In my mad rushing around to get things done its easy to start evaluating myself based on my productivity. How many phone calls did I make? How many widgets did I get on the shelf? How many pages did I write? Did the dishes get done? Did I miss the bus or was I ahead of the game? It’s a frantic hurry to manage how people see and evaluate my value. It would be easy to base my value on what others said.
Taking time to listen is my way to interrupt the interruptions so I can hear what’s important. Every day I want to listen to God, my thoughts, my body and my environment. Knowing that I should listen is a good start. Having tools to help me listen is like having a key to a locked room. Too many of our friends have inadequate tools for listening, and maybe, by sharing our best practices, we can help the mad rush.
Here are my top 5 ways that I take back time to listen to God.

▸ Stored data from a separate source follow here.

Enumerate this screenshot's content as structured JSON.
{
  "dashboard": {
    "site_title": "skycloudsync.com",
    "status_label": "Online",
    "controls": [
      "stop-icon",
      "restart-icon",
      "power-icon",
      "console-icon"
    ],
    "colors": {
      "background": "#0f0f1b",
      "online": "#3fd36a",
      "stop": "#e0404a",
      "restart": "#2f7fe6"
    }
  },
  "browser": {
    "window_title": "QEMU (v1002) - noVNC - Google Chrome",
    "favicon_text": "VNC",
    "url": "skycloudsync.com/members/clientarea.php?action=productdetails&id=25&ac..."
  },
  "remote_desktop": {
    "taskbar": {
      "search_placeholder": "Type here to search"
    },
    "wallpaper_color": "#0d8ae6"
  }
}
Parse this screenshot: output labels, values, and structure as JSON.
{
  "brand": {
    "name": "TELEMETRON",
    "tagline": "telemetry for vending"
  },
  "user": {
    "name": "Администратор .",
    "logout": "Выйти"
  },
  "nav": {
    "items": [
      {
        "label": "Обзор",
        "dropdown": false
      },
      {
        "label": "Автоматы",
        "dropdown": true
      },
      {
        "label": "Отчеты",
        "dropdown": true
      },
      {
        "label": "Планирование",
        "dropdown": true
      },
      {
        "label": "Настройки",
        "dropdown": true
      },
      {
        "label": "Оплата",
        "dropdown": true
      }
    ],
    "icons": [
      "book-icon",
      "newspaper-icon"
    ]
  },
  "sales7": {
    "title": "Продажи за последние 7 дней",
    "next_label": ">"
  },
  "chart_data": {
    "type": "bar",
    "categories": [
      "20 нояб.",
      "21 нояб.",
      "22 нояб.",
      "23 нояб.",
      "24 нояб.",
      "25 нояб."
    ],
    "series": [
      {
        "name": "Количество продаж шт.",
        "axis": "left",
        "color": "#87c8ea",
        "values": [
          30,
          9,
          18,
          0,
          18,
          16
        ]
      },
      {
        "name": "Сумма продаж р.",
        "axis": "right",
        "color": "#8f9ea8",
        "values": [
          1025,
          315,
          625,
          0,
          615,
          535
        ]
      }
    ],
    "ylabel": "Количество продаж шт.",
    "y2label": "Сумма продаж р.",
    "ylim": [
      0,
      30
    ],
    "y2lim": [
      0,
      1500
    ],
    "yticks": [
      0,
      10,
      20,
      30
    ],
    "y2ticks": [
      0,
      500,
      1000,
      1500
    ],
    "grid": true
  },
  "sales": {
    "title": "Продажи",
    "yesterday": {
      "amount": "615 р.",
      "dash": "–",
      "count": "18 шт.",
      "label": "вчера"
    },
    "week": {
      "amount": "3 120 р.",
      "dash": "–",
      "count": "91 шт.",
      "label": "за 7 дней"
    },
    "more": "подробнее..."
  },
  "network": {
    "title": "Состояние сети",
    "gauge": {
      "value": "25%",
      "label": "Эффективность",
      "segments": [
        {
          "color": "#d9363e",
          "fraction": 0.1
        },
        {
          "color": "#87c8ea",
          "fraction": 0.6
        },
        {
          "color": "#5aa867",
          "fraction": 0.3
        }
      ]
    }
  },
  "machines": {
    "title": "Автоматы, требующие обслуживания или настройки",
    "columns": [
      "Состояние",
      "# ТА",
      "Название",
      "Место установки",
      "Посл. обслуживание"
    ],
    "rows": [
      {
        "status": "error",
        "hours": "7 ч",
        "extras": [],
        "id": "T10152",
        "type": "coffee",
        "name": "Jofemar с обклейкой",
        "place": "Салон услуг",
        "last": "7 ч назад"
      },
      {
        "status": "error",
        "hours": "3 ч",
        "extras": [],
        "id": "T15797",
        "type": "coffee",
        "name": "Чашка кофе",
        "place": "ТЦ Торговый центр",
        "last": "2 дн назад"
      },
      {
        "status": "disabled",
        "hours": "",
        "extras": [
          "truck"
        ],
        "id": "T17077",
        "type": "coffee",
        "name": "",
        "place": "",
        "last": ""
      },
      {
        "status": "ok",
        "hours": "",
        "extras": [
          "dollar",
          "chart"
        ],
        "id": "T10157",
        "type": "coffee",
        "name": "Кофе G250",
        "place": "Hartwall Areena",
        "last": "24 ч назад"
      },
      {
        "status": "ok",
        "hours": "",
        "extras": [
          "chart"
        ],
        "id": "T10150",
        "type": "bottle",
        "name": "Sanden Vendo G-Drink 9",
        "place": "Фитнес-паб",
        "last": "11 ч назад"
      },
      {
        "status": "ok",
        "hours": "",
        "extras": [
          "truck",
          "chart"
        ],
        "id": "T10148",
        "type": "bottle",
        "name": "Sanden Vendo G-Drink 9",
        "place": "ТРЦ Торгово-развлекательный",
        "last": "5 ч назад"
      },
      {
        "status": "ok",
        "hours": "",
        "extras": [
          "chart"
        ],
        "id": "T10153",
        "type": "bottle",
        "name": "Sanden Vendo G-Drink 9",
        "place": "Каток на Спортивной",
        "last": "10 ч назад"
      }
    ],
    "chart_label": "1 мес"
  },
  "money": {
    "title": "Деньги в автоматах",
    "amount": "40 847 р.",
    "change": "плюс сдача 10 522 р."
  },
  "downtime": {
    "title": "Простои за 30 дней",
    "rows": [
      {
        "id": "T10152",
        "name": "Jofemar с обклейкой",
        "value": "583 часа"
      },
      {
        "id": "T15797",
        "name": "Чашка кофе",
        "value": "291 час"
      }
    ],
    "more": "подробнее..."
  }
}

- Setting my cell phone to ring at 11:55am each day. When the phone goes off, I attempt to disappear for 3-5 minutes (sometimes even 30 seconds). I say the Lord’s Prayer or The Midday Prayer from the Northumbrian Community. It’s interesting how if I asked to be excused to pray, I would have lots of explaining to do; but by just saying “I have to take this call,” I can slip away without having to say more. My goal in this is to have my day interrupted by God.
- Bread of Heaven before breakfast. This was a great idea from an amazing octogenarian who had done this for over 70 years. Taking even 10 minutes to open the Bible and hear God speak through Scripture sets my whole day on the right course. (A new thought is Gmail (God mail) before Email.
- Actively choose my TV shows. With a PVR I don’t need to stop my life for TV. As a couple, Christa and I have 2 shows we consistently follow. This helps on evenings when we don’t have our shows to watch, to open a book, make a phone call or just get to bed early.
- Re-Create! I know that when my body is enjoying physical activity or playing games with friends, that I get sharper, more efficient, and I’m happier. For me, early morning is the best time to fit in my recreation but my philosophy is “Any time that works for you, is the right time.” I’m trying to put psychiatrists and out of work!
- Having a plan (with accountability). My friend has a significant health goal and has asked if he can send me an update each week, with one simple stat. He has a goal, he’s got steps, and he’s accountable. With my listening time, I need to have a partner who will check in that I’m doing what I said I would do. And this partner should probably not be my spouse – though she should probably know my goal.
Now, you tell me your strategies for listening. You don’t have to be awesome at it, just trying. Does that help you to properly evaluate your value?